First we instantiate the `Aggregator`

:

```
val privateCount = new PrivateCount[Long](epsilon, maxContributions)
```

Then we register it as a `udf`

, so that we can use it with DataFrame transformations:

```
val privateCountUdf = functions.udaf(privateCount)
dataFrame.groupBy("Day").agg(privateCountUdf($"VisitorId") as "private_count").show
```

Or with the equivalent SparkSQL API:

```
spark.udf.register("private_count", privateCountUdf)
dataFrame.registerTempTable("visitors")
sql.sql("select Day, private_count(*) from visitors group by Day")
```

Google's differential-privacy comes with an important caveat:
*[...] Differential privacy requires some bound on maximum number of contributions each user can make to a single
aggregation. The DP building block libraries don't perform such bounding: their implementation assumes that each user
contributes only a fixed number of rows to each partition. That number can be configured by the user. The library
neither verifies nor enforces this limit; it is the caller's responsibility to pre-process data to enforce this. [...]*

We can define a `BoundContribution`

helper function to preprocess our data and bound partition contributions before
performing the count.

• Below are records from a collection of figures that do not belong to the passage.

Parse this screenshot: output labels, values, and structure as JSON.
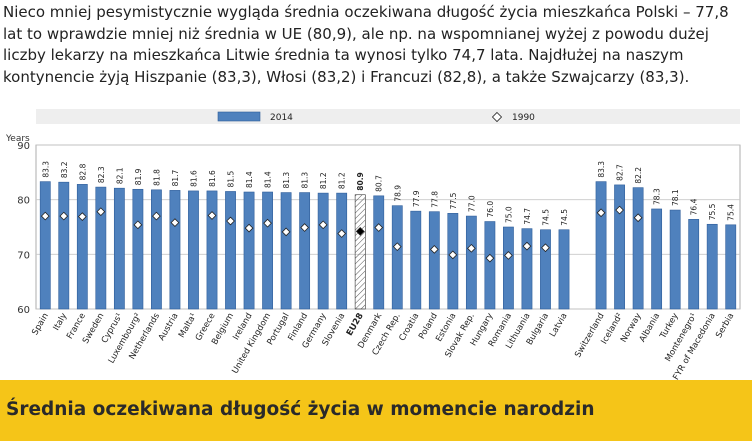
{
  "intro_text": "Nieco mniej pesymistycznie wygląda średnia oczekiwana długość życia mieszkańca Polski – 77,8 lat to wprawdzie mniej niż średnia w UE (80,9), ale np. na wspomnianej wyżej z powodu dużej liczby lekarzy na mieszkańca Litwie średnia ta wynosi tylko 74,7 lata. Najdłużej na naszym kontynencie żyją Hiszpanie (83,3), Włosi (83,2) i Francuzi (82,8), a także Szwajcarzy (83,3).",
  "footer_title": "Średnia oczekiwana długość życia w momencie narodzin",
  "colors": {
    "bar": "#4f81bd",
    "bar_edge": "#2e5d9a",
    "eu_bar": "#ffffff",
    "marker": "#ffffff",
    "eu_marker": "#000000",
    "footer_bg": "#f5c518"
  },
  "chart_data": {
    "type": "bar",
    "ylabel": "Years",
    "ylim": [
      60,
      90
    ],
    "yticks": [
      60,
      70,
      80,
      90
    ],
    "grid": true,
    "legend_position": "top",
    "series": [
      {
        "name": "2014",
        "style": "bar"
      },
      {
        "name": "1990",
        "style": "diamond-marker"
      }
    ],
    "categories": [
      "Spain",
      "Italy",
      "France",
      "Sweden",
      "Cyprus¹",
      "Luxembourg²",
      "Netherlands",
      "Austria",
      "Malta¹",
      "Greece",
      "Belgium",
      "Ireland",
      "United Kingdom",
      "Portugal",
      "Finland",
      "Germany",
      "Slovenia",
      "EU28",
      "Denmark",
      "Czech Rep.",
      "Croatia",
      "Poland",
      "Estonia",
      "Slovak Rep.",
      "Hungary",
      "Romania",
      "Lithuania",
      "Bulgaria",
      "Latvia",
      "",
      "Switzerland",
      "Iceland²",
      "Norway",
      "Albania",
      "Turkey",
      "Montenegro¹",
      "FYR of Macedonia",
      "Serbia"
    ],
    "value_labels": [
      "83.3",
      "83.2",
      "82.8",
      "82.3",
      "82.1",
      "81.9",
      "81.8",
      "81.7",
      "81.6",
      "81.6",
      "81.5",
      "81.4",
      "81.4",
      "81.3",
      "81.3",
      "81.2",
      "81.2",
      "80.9",
      "80.7",
      "78.9",
      "77.9",
      "77.8",
      "77.5",
      "77.0",
      "76.0",
      "75.0",
      "74.7",
      "74.5",
      "74.5",
      "",
      "83.3",
      "82.7",
      "82.2",
      "78.3",
      "78.1",
      "76.4",
      "75.5",
      "75.4"
    ],
    "values_2014": [
      83.3,
      83.2,
      82.8,
      82.3,
      82.1,
      81.9,
      81.8,
      81.7,
      81.6,
      81.6,
      81.5,
      81.4,
      81.4,
      81.3,
      81.3,
      81.2,
      81.2,
      80.9,
      80.7,
      78.9,
      77.9,
      77.8,
      77.5,
      77.0,
      76.0,
      75.0,
      74.7,
      74.5,
      74.5,
      null,
      83.3,
      82.7,
      82.2,
      78.3,
      78.1,
      76.4,
      75.5,
      75.4
    ],
    "values_1990": [
      77.0,
      77.0,
      76.9,
      77.8,
      null,
      75.4,
      77.0,
      75.8,
      null,
      77.1,
      76.1,
      74.8,
      75.7,
      74.1,
      74.9,
      75.4,
      73.8,
      74.2,
      74.9,
      71.4,
      null,
      70.9,
      69.9,
      71.1,
      69.3,
      69.8,
      71.5,
      71.2,
      null,
      null,
      77.6,
      78.1,
      76.7,
      null,
      null,
      null,
      null,
      null
    ],
    "highlight": "EU28"
  }
}
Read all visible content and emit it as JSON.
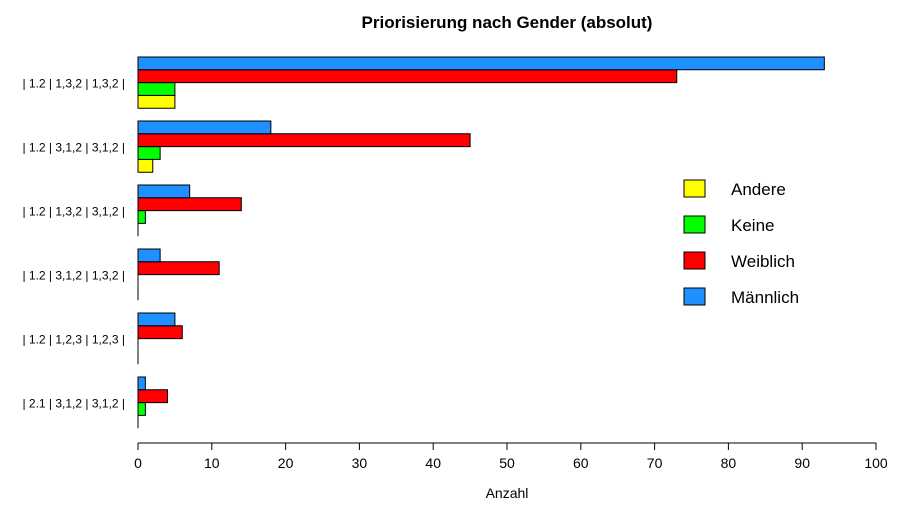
{
  "chart_data": {
    "type": "bar",
    "orientation": "horizontal",
    "title": "Priorisierung nach Gender (absolut)",
    "xlabel": "Anzahl",
    "ylabel": "",
    "xlim": [
      0,
      100
    ],
    "xticks": [
      0,
      10,
      20,
      30,
      40,
      50,
      60,
      70,
      80,
      90,
      100
    ],
    "categories": [
      "| 1.2 | 1,3,2 | 1,3,2 |",
      "| 1.2 | 3,1,2 | 3,1,2 |",
      "| 1.2 | 1,3,2 | 3,1,2 |",
      "| 1.2 | 3,1,2 | 1,3,2 |",
      "| 1.2 | 1,2,3 | 1,2,3 |",
      "| 2.1 | 3,1,2 | 3,1,2 |"
    ],
    "legend_position": "right",
    "grid": false,
    "series": [
      {
        "name": "Andere",
        "color": "#FFFF00",
        "values": [
          5,
          2,
          0,
          0,
          0,
          0
        ]
      },
      {
        "name": "Keine",
        "color": "#00FF00",
        "values": [
          5,
          3,
          1,
          0,
          0,
          1
        ]
      },
      {
        "name": "Weiblich",
        "color": "#FF0000",
        "values": [
          73,
          45,
          14,
          11,
          6,
          4
        ]
      },
      {
        "name": "Männlich",
        "color": "#1E90FF",
        "values": [
          93,
          18,
          7,
          3,
          5,
          1
        ]
      }
    ]
  }
}
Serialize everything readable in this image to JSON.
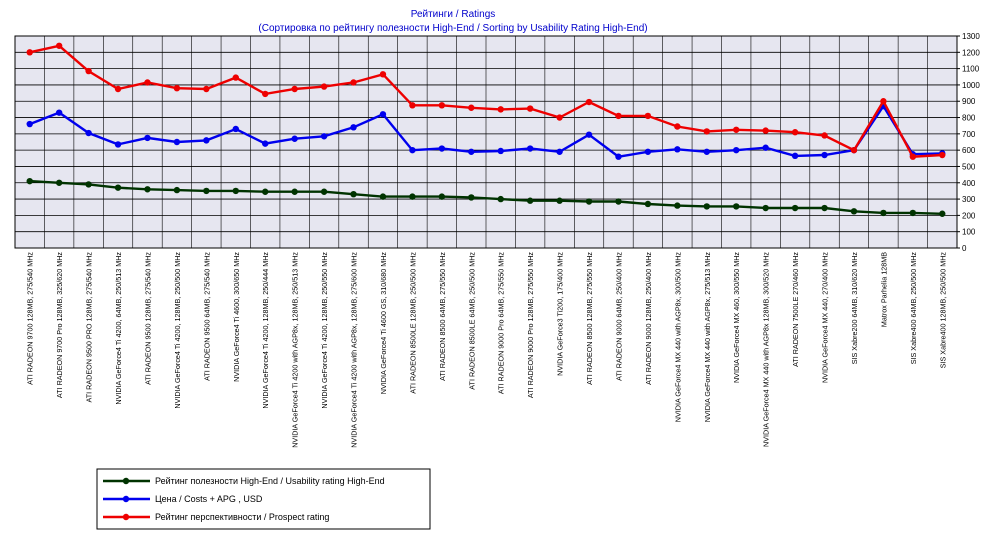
{
  "chart_data": {
    "type": "line",
    "title": "Рейтинги / Ratings",
    "subtitle": "(Сортировка по рейтингу полезности High-End / Sorting by Usability Rating High-End)",
    "xlabel": "",
    "ylabel": "",
    "ylim": [
      0,
      1300
    ],
    "yticks": [
      0,
      100,
      200,
      300,
      400,
      500,
      600,
      700,
      800,
      900,
      1000,
      1100,
      1200,
      1300
    ],
    "grid": true,
    "legend_position": "bottom-left",
    "categories": [
      "ATI RADEON 9700 128MB, 275/540 MHz",
      "ATI RADEON 9700 Pro 128MB, 325/620 MHz",
      "ATI RADEON 9500 PRO 128MB, 275/540 MHz",
      "NVIDIA GeForce4 Ti 4200, 64MB, 250/513 MHz",
      "ATI RADEON 9500 128MB, 275/540 MHz",
      "NVIDIA GeForce4 Ti 4200, 128MB, 250/500 MHz",
      "ATI RADEON 9500 64MB, 275/540 MHz",
      "NVIDIA GeForce4 Ti 4600, 300/650 MHz",
      "NVIDIA GeForce4 Ti 4200, 128MB, 250/444 MHz",
      "NVIDIA GeForce4 Ti 4200 with AGP8x, 128MB, 250/513 MHz",
      "NVIDIA GeForce4 Ti 4200, 128MB, 250/550 MHz",
      "NVIDIA GeForce4 Ti 4200 with AGP8x, 128MB, 275/600 MHz",
      "NVIDIA GeForce4 Ti 4600 GS, 310/680 MHz",
      "ATI RADEON 8500LE 128MB, 250/500 MHz",
      "ATI RADEON 8500 64MB, 275/550 MHz",
      "ATI RADEON 8500LE 64MB, 250/500 MHz",
      "ATI RADEON 9000 Pro 64MB, 275/550 MHz",
      "ATI RADEON 9000 Pro 128MB, 275/550 MHz",
      "NVIDIA GeForce3 Ti200, 175/400 MHz",
      "ATI RADEON 8500 128MB, 275/550 MHz",
      "ATI RADEON 9000 64MB, 250/400 MHz",
      "ATI RADEON 9000 128MB, 250/400 MHz",
      "NVIDIA GeForce4 MX 440 with AGP8x, 300/500 MHz",
      "NVIDIA GeForce4 MX 440 with AGP8x, 275/513 MHz",
      "NVIDIA GeForce4 MX 460, 300/550 MHz",
      "NVIDIA GeForce4 MX 440 with AGP8x 128MB, 300/520 MHz",
      "ATI RADEON 7500LE 270/460 MHz",
      "NVIDIA GeForce4 MX 440, 270/400 MHz",
      "SIS Xabre200 64MB, 310/620 MHz",
      "Matrox Parhelia 128MB",
      "SIS Xabre400 64MB, 250/500 MHz",
      "SIS Xabre400 128MB, 250/500 MHz"
    ],
    "series": [
      {
        "name": "Рейтинг полезности High-End / Usability rating High-End",
        "color": "#003300",
        "values": [
          410,
          400,
          390,
          370,
          360,
          355,
          350,
          350,
          345,
          345,
          345,
          330,
          315,
          315,
          315,
          310,
          300,
          290,
          290,
          285,
          285,
          270,
          260,
          255,
          255,
          245,
          245,
          245,
          225,
          215,
          215,
          210
        ]
      },
      {
        "name": "Цена / Costs + APG , USD",
        "color": "#0000ee",
        "values": [
          760,
          830,
          705,
          635,
          675,
          650,
          660,
          730,
          640,
          670,
          685,
          740,
          820,
          600,
          610,
          590,
          595,
          610,
          590,
          695,
          560,
          590,
          605,
          590,
          600,
          615,
          565,
          570,
          600,
          870,
          575,
          580
        ]
      },
      {
        "name": "Рейтинг перспективности / Prospect rating",
        "color": "#ee0000",
        "values": [
          1200,
          1240,
          1085,
          975,
          1015,
          980,
          975,
          1045,
          945,
          975,
          990,
          1015,
          1065,
          875,
          875,
          860,
          850,
          855,
          800,
          895,
          810,
          810,
          745,
          715,
          725,
          720,
          710,
          690,
          600,
          900,
          560,
          570
        ]
      }
    ]
  }
}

Spark 3 higher order functions will come in handy for this step.

```
object BoundContribution {
/**
* Limit the number of records contributed by `privacyKey`
* to at most `maxContributions` in total, and at most `maxContributionsPerPartition`
* per partition `key`.
*
* @param key governs max contributions per partition.
* @param privacyKey governs max contributions.
* @param contributions max contributions of privacyKey.
* @param max contributions of `privacyKey` per partition `key`.
*
*/
def apply(key: String, privacyKey: String, maxContributions: Int, maxContributionsPerPartition: Int = 1)(dataFrame: DataFrame): DataFrame = {
val byContributionsPerPartition = Window.partitionBy(privacyKey, key)
val byContributions = Window.partitionBy(privacyKey)
val contributionsCol = "contributions"
val contributionsPerPartitionCol = "contributionsPerPartitionCol"
dataFrame
.withColumn(contributionsPerPartitionCol, row_number over byContributionsPerPartition.orderBy(rand))
.where(col(contributionsPerPartitionCol) <= maxContributionsPerPartition)
.withColumn(contributionsCol, row_number over byContributions.orderBy(rand)) // TODO(gmodena): how secure is this?
.where(col(contributionsCol) <= maxContributions)
.drop(contributionsPerPartitionCol, contributionsCol)
}
}
```

In spark-privacy I implemented some basic private aggregations using a Laplace Mechanism. As an example. The code below reproduces Google's Count visits by hour of day on Spark.

```
// A distributed implementation of
// https://github.com/google/differential-privacy/tree/main/examples/java#count-visits-by-day-of-week
import org.apache.spark.sql.SparkSession
import org.apache.spark.sql.functions
import org.apache.spark.sql.functions.{col, count}
import privacy.spark.differential.{BoundContribution, PrivateCount}
object DayCount extends App {
// Source dataset at https://raw.githubusercontent.com/google/differential-privacy/main/examples/java/week_data.csv
final private val DayDataCsv = "week_data.csv"
final private val DayDataDelimiter = ","
val spark:SparkSession = SparkSession.builder()
.appName("DayCount")
.getOrCreate()
import spark.implicits._
val epsilon = Math.log(3)
val maxContributions = 3
val maxContributionsPerPartition = 1
val dataFrame = spark.read.option("delimiter", DayDataDelimiter).option("header", "true").csv(DayDataCsv)
val privateCount = new PrivateCount[Long](epsilon, maxContributions)
val privateCountUdf = functions.udaf(privateCount)
// Restrict `maxContributionsPerPartition` of `VisitoryId` per `Day`, and `maxContributions` in total
dataFrame.transform(BoundContribution("Day", "VisitorId", maxContributions, maxContributionsPerPartition))
.groupBy("Day").agg(privateCountUdf($"VisitorId") as "private_count", count($"VisitorId") as "non_private_count" )
.show
```

https://gitlab.wikimedia.org/gmodena/privacy-spark-pipeline demoes using `spark-privacy`

in a Spark pipeline, and in a Jupyter (Scala) notebook.